"Good-bye," she said, kissing him eagerly. "Come again soon, my dear boy; and although Una Challoner loves you, do not forget your old nurse."
"Of course not," he replied gaily, and walked away humming an air. Patience Allerby waited till the door was closed and the sound of his voice had died away, then fell on her knees, beating her breast with her hands and weeping bitterly.
"God! God!" she cried, amid convulsive sobs, "pardon my sin. It was for his sake, for his dear sake, not for my own. Let the dead past be forgotten. Let him never know anything but what I have told him, and bless him, oh God, in his future life."
There was a crucifix of black ebony against the wall, and from it, with pitying eyes, looked down the face of the Lord at the stricken woman kneeling before him. The ineffable sorrow of the sacred face seemed to calm her spirit, for she ceased to weep and her lips moved in a prayer which seemed to come from her heart.
"Forgive us our trespasses, as we forgive them that trespass against us."
[CHAPTER VIII.]
THE BLIND ORGANIST.
"Naught have I seen of the earth, for mine eyes have been darkened
Since I was born to this life, with its toils and vexations,
Yet hath the Maker, in mercy, bestowed compensation,
Music, and love of sweet singing to lighten the burden.

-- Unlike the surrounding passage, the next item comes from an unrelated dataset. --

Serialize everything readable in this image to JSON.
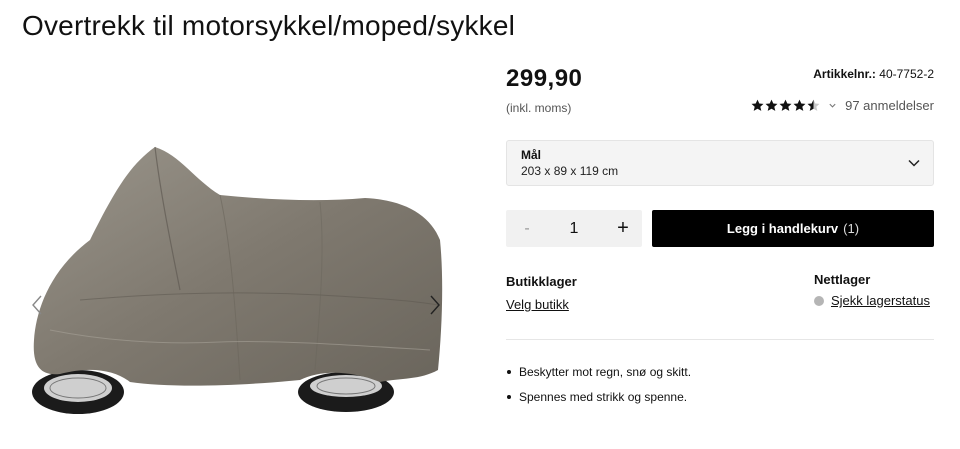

Here, at the loud-swelling organ, my soul is responsive
To passion and grandeur of music, and sighings melodious,
It bursts from its prison of gloom, soaring upward rejoicing,
Borne on the stormy, majestical breath of the organ."

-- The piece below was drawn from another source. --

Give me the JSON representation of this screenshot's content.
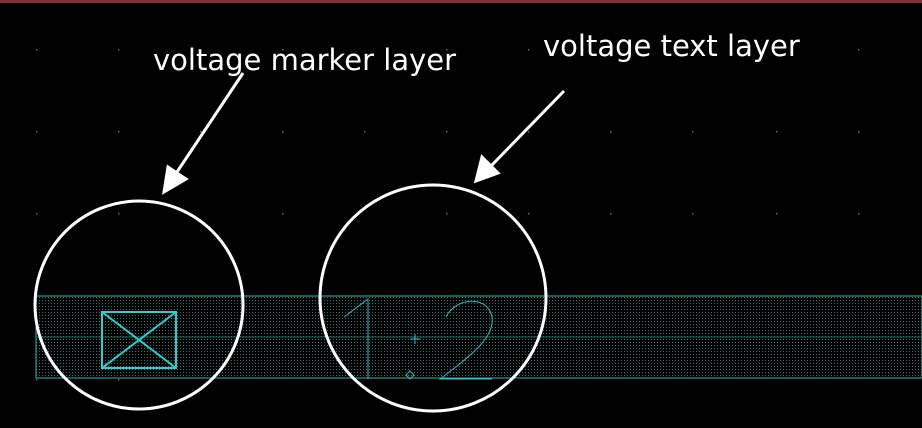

As a rule, the conversations of lovers are hardly worth recording, consisting, as they mostly do, of incoherent rhapsodies of love and devotion, with very little of that useful quality called common sense. But Reginald and Una were the most sedate of sweethearts, and talked of other things besides the ardour of their passion. In this instance they were discussing their future and the chances of their marriage.

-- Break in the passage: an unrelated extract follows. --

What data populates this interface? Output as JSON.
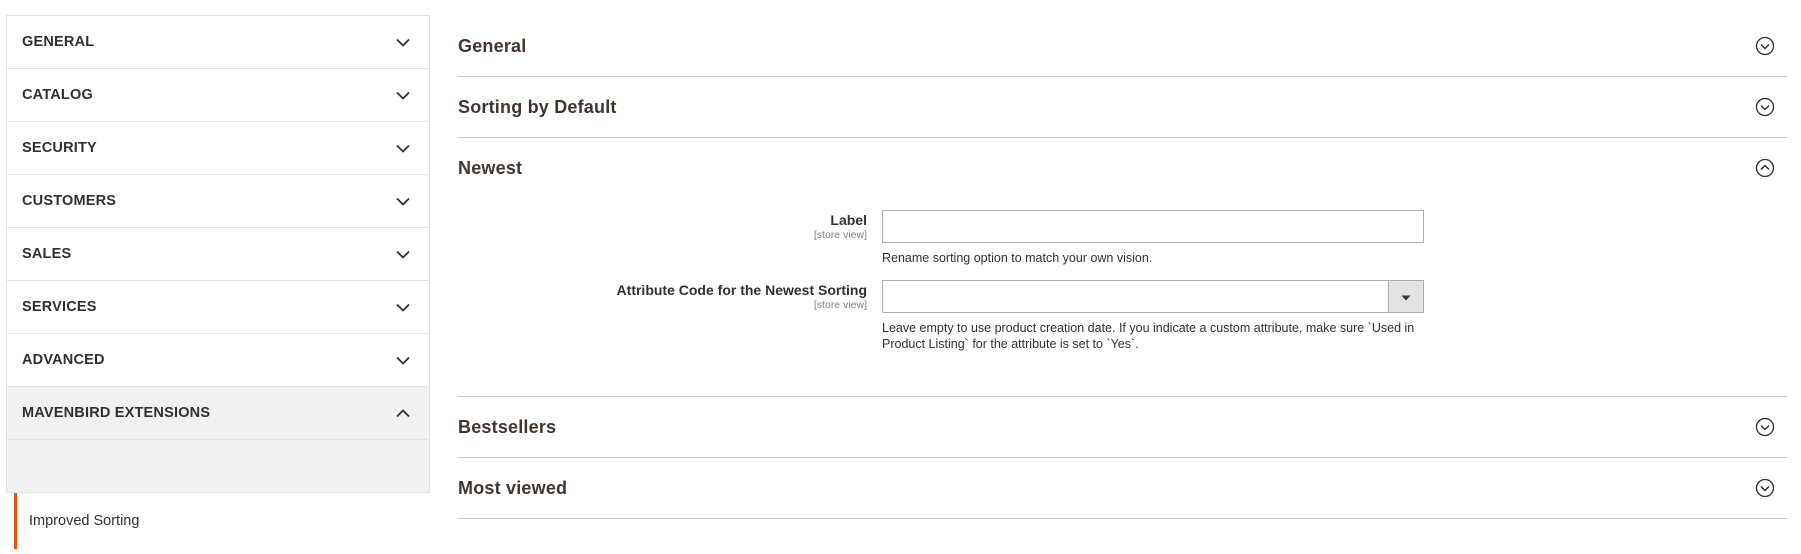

It would have been difficult to find a handsomer pair as they walked along; she fair and slender, with a charming smile on her face; he tall and dark, with a touch of haughtiness in his manly dignity. They looked like two lovers who had strayed from the enchanted garden of Boccaccio, with nothing to talk about but the pains and passions of Eros, but, alas, such thoughts are impossible, save under the magic influence of twilight; and this youthful pair, who seemed the incarnation of romance, were talking in a most prosaic fashion.